【白石古墳群・稲荷山支群】
鮎川の西岸に、南北約2キロにわたって展開される群馬県屈指の大古墳群・白石古墳群を構成する4つの支群
の一つ、稲荷山支群に分類され、稲荷山古墳群と表記される場合もある。
中心となる白石稲荷山古墳(国指定史跡)七輿山古墳(国指定史跡)は、白石古墳群全体のの中でも最大規模で、七輿山支群の七輿山古墳(国指定史跡)と共に群を抜いており、東日本でも最大級である。
現在、稲荷山支群の皇子塚古墳、平井地区1号墳、白石稲荷山古墳を含む地区を中心として、七輿山支群の南部、七輿山古墳を含む地域一帯が、毛野国白石丘陵公園として整備を進められている。

▲「毛野国白石丘陵公園」古墳分布図
藤岡市の計画図を利用して独自に作成
【稲荷山古墳】 1935年(昭和10年)の群馬県下の古墳の一斉調査では、旧多野郡平井村には643基、字白石に絞っても178基もの古墳が
確認された古墳密集地域であり、この稲荷山は平井村576号古墳と採番されている。
白石古墳群の盟主的存在で、6基確認されている前方後円墳の中でも、最初に造られたものと推定されている。

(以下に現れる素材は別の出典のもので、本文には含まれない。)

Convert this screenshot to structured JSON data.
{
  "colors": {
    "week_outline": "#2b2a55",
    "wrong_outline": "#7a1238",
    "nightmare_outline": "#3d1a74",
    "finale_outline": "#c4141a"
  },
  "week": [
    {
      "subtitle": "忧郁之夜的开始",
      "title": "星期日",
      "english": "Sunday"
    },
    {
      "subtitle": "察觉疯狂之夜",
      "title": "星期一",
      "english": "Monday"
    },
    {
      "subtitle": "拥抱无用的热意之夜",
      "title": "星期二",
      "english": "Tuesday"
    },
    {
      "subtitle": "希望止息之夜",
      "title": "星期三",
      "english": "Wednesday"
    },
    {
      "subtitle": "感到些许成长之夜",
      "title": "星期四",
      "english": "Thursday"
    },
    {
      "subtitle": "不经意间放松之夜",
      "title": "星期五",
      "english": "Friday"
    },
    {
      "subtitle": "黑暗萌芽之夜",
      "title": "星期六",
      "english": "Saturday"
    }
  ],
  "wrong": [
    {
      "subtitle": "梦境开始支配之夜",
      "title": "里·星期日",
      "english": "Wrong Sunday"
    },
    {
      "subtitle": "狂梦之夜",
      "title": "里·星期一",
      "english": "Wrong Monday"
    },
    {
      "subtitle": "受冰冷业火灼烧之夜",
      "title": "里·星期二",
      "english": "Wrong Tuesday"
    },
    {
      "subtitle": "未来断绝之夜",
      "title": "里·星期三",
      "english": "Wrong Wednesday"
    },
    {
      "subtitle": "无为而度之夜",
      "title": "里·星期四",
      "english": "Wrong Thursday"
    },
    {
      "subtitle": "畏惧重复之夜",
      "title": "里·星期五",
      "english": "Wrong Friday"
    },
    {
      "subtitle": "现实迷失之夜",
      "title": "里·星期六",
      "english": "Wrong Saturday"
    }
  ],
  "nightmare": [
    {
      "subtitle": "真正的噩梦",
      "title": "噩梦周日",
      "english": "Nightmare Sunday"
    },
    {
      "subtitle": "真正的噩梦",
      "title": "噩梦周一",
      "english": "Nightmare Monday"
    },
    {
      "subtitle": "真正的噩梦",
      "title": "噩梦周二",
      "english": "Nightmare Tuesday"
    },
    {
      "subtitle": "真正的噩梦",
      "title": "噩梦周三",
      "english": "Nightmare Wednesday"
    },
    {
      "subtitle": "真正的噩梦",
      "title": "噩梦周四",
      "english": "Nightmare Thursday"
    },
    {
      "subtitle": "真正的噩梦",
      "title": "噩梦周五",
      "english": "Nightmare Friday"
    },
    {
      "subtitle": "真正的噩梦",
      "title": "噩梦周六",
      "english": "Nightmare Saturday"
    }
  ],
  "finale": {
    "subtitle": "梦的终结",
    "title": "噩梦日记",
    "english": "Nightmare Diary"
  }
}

2019年、藤岡市、早稲田大学、群馬県立歴史博物館の合同で、最新のデジタル3次元(3D)測量と地中レーダー探査(GPR)に非破壊調査が行われた結果、墳丘は三段築造
で、それまで想定されていたよりも短い墳丘長(155m)と判明した。
5世紀初頭のものとしては東日本で5番目の規模である。
【二基の竪穴式礫槨 + 粘土槨】
1933年(昭和8年)の調査により、後円部墳頂で東西2基の竪穴式礫槨が検出されている。
東北から西南に向けて、主軸より10度前後東に傾いて、2基が平行している。
2基の間隔があいているため、中央にもう一基あるのではないかと推測されていたが、調査の結果、否定された。
東槨は調査の半年前、「稲荷山開墾組合」の発掘によって主要な部分が破壊されてしまっていたため、再度の発掘でも不明な点が多かったという。
2基は長大なもので、礫槨と竪穴式石室の性質を併せ持つ特殊な造りとなっており、礫槨から竪穴式石室へと移行していく過渡期のものなのかもしれない。
主体部からは鏡や直刀、石枕(いしまくら)、鎌、下駄などの石製模造品など、多くの遺物が出土した。
また、主体部の上に設置してあった、豪族の館を思わせる家形埴輪(寄棟造倉庫よせむねづくりそうこ)などは有名である。
(右の解説版の写真)
前述した2019年の最新の非破壊調査では前方部にも粘土槨と推定される埋葬施設が確認され、確認された埋葬施設は3基となった。
今後、発掘調査が行われることを期待する。
【2基の陪塚を伴う】
北に周堀を接するように十二天塚、十二天塚北古墳の2基の陪塚が存在している。
2基はかつて、一つの前方後円墳としてとらえられていたが、調査により、2基の方墳(2019年の最新の調査では円墳であると判明)とされ、白石稲荷山古墳の陪塚として3基一括して、国の史跡に指定された。